Sieber: Der Werkraum, die Kammer 3, hat einen gewissen Charme. Die Schauspieler*innen auf der Bühne brauchen keine Ton-Verstärkung. Als Zuschauer*in ist man sehr nah dran. Das Publikum ist in das Setting stark eingebunden. Architektonisch ist der Werkraum sehr roh und hat einen industriellen Charme. Es ist kein klassischer Theaterraum. Der Raum ist durch rote Ziegelwände geprägt, man sieht die Technik. Am Ende der Bühne sind Tore, durch die man in die Räume dahinter schauen kann. Es ist fast so, als würde man das Theater verlassen und in die Stadt raus gehen. Der industrielle Charme drückt deutlich aus, dass hier gearbeitet wird.
Valdés-Stauber: Woran wird gearbeitet? Für mich ganz entscheidend: Am Verhältnis von Publikum und Bühne. Jede Aufführung erkundet aufs Neue diese Konstellation – oder auch Konfrontation.
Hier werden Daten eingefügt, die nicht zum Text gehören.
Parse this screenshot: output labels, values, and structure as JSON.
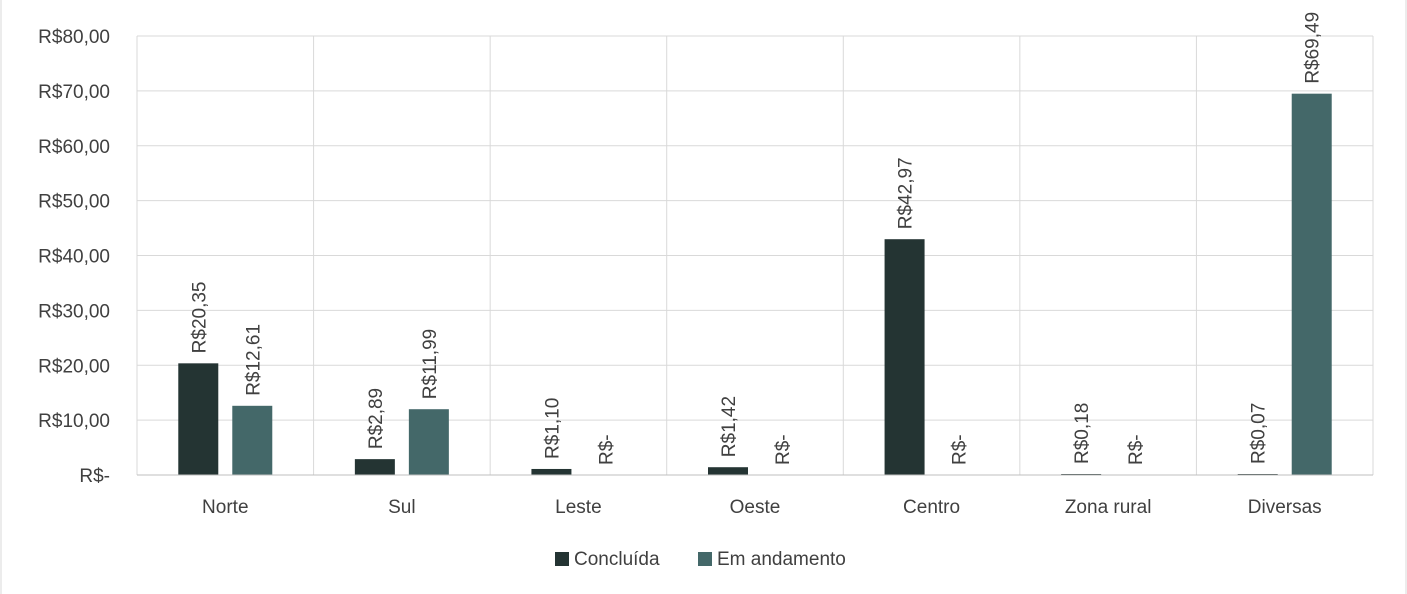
{
  "header": {
    "clipped_caption": ""
  },
  "chart_data": {
    "type": "bar",
    "title": "",
    "xlabel": "",
    "ylabel": "",
    "ylim": [
      0,
      80
    ],
    "ytick_values": [
      0,
      10,
      20,
      30,
      40,
      50,
      60,
      70,
      80
    ],
    "ytick_labels": [
      "R$-",
      "R$10,00",
      "R$20,00",
      "R$30,00",
      "R$40,00",
      "R$50,00",
      "R$60,00",
      "R$70,00",
      "R$80,00"
    ],
    "categories": [
      "Norte",
      "Sul",
      "Leste",
      "Oeste",
      "Centro",
      "Zona rural",
      "Diversas"
    ],
    "series": [
      {
        "name": "Concluída",
        "color": "#243433",
        "values": [
          20.35,
          2.89,
          1.1,
          1.42,
          42.97,
          0.18,
          0.07
        ],
        "labels": [
          "R$20,35",
          "R$2,89",
          "R$1,10",
          "R$1,42",
          "R$42,97",
          "R$0,18",
          "R$0,07"
        ]
      },
      {
        "name": "Em andamento",
        "color": "#446869",
        "values": [
          12.61,
          11.99,
          0,
          0,
          0,
          0,
          69.49
        ],
        "labels": [
          "R$12,61",
          "R$11,99",
          "R$-",
          "R$-",
          "R$-",
          "R$-",
          "R$69,49"
        ]
      }
    ],
    "grid": true,
    "legend_position": "bottom"
  }
}
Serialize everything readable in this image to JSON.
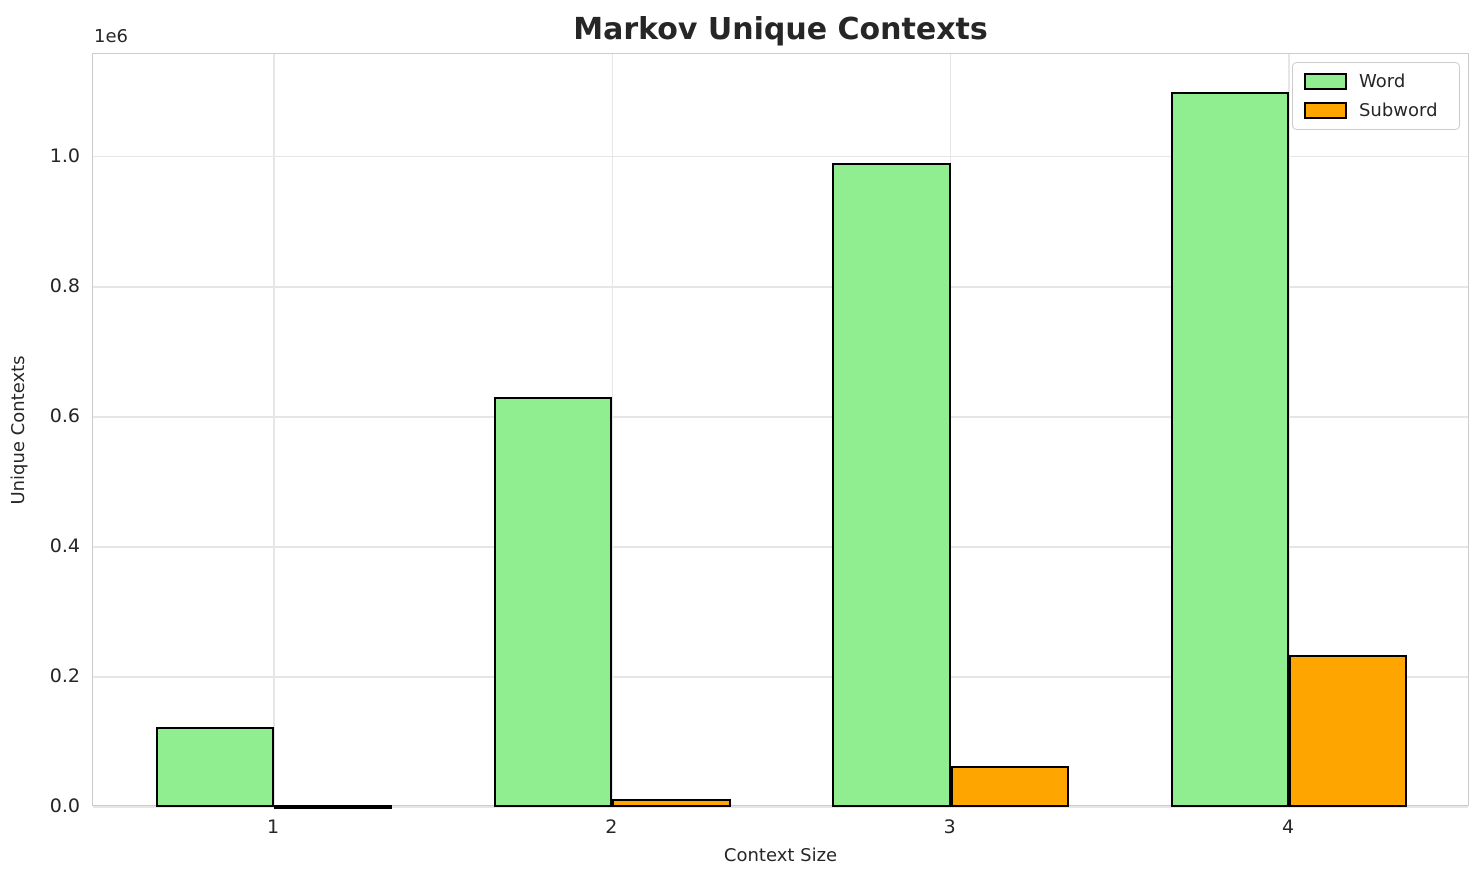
{
  "chart_data": {
    "type": "bar",
    "title": "Markov Unique Contexts",
    "xlabel": "Context Size",
    "ylabel": "Unique Contexts",
    "y_offset_label": "1e6",
    "categories": [
      "1",
      "2",
      "3",
      "4"
    ],
    "series": [
      {
        "name": "Word",
        "color": "#90EE90",
        "values": [
          123000,
          630000,
          990000,
          1100000
        ]
      },
      {
        "name": "Subword",
        "color": "#FFA500",
        "values": [
          2000,
          12000,
          63000,
          233000
        ]
      }
    ],
    "bar_edge_color": "#000000",
    "bar_width": 0.35,
    "ylim": [
      0,
      1158000
    ],
    "xlim": [
      0.465,
      4.535
    ],
    "yticks": {
      "values": [
        0,
        200000,
        400000,
        600000,
        800000,
        1000000
      ],
      "labels": [
        "0.0",
        "0.2",
        "0.4",
        "0.6",
        "0.8",
        "1.0"
      ]
    },
    "grid": true,
    "legend_position": "upper right",
    "legend_labels": [
      "Word",
      "Subword"
    ]
  },
  "colors": {
    "background": "#ffffff",
    "grid": "#e6e6e6",
    "spine": "#cccccc",
    "text": "#262626",
    "word_bar": "#90EE90",
    "subword_bar": "#FFA500",
    "bar_edge": "#000000"
  }
}
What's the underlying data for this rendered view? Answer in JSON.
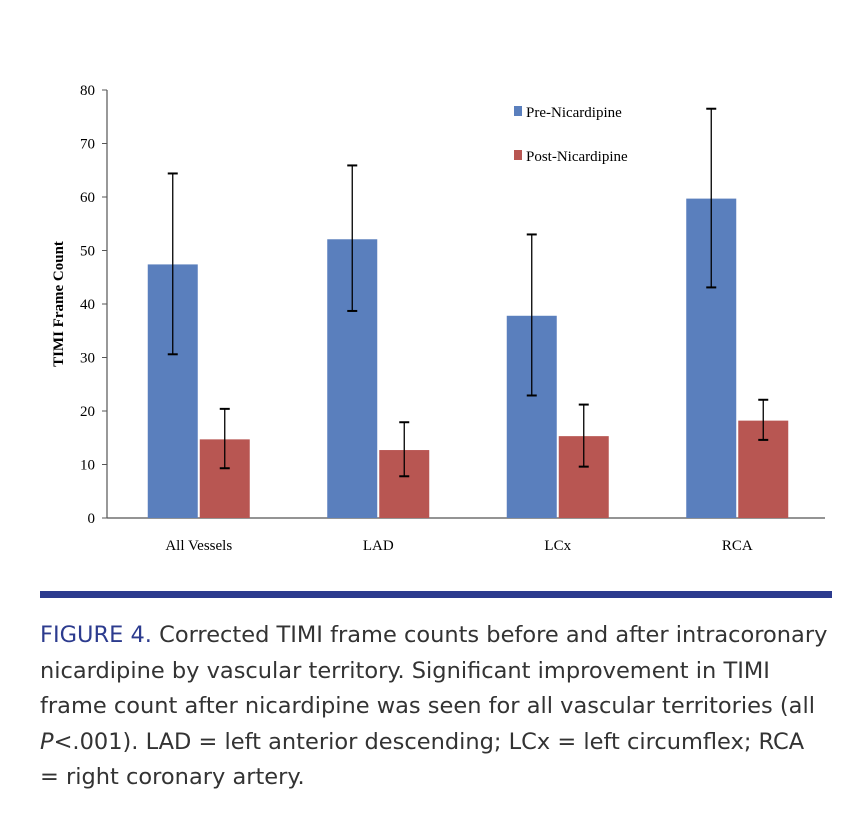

Das Theater ist ein Labor für die Erprobung urbaner Lebensformen
Steinau: Ich möchte mit euch über die Räume der Universität sprechen. An der Technical University Delft in den Niederlanden gibt es die, vom Architekten Winy Maas geleitete, The Why Factory. Diese versteht sich als globaler Think Tank und Forschungsinstitut und ist räumlich als solches auch eindeutig identifizierbar. Es gibt eine große Fabrikhalle mit Arbeitsplätzen. In der Mitte des Raumes erhebt sich eine orangene Treppe bis fast zur Decke. Man hat im Arbeitsprozess die Möglichkeit, den Raum aus einer ganz anderen Perspektive wahrzunehmen. Diese Mehrdimensionalität, das Ausprobieren und Suchen neuer Formen kultureller und wissenschaftlicher Produktion, steht für uns mit der Idee eines interdisziplinären Forschungslabs in Zusammenhang. Wir denken dabei an eine Plattform für Experimente, auch mit ungewissem Ausgang, an neue Bündnisse, die man einer Universität auf den ersten Blick nicht zutraut. Aber auch an die Neubegründung der Gemeinschaft von Studierenden und Forschenden über den gesellschaftlichen Impact der eigenen Forschung, also das Warum der eigenen Forschungsarbeit oder Studienmotivation. Deswegen auch das Beispiel der The Why Factory. Was kommt euch bei dem Labor Begriff in den Sinn?
Janina Sieber: Allgemein gesprochen, stelle ich mir ein Lab als einen Raum vor, in den man sich zurückzieht, um etwas ganz Neues zu entwickeln. Ein Raum, wo zu Beginn nur einige Bausteine da sind, die als Hilfsmittel fungieren, mit denen experimentiert und ein neuer Sinnzusammenhang geschaffen werden kann.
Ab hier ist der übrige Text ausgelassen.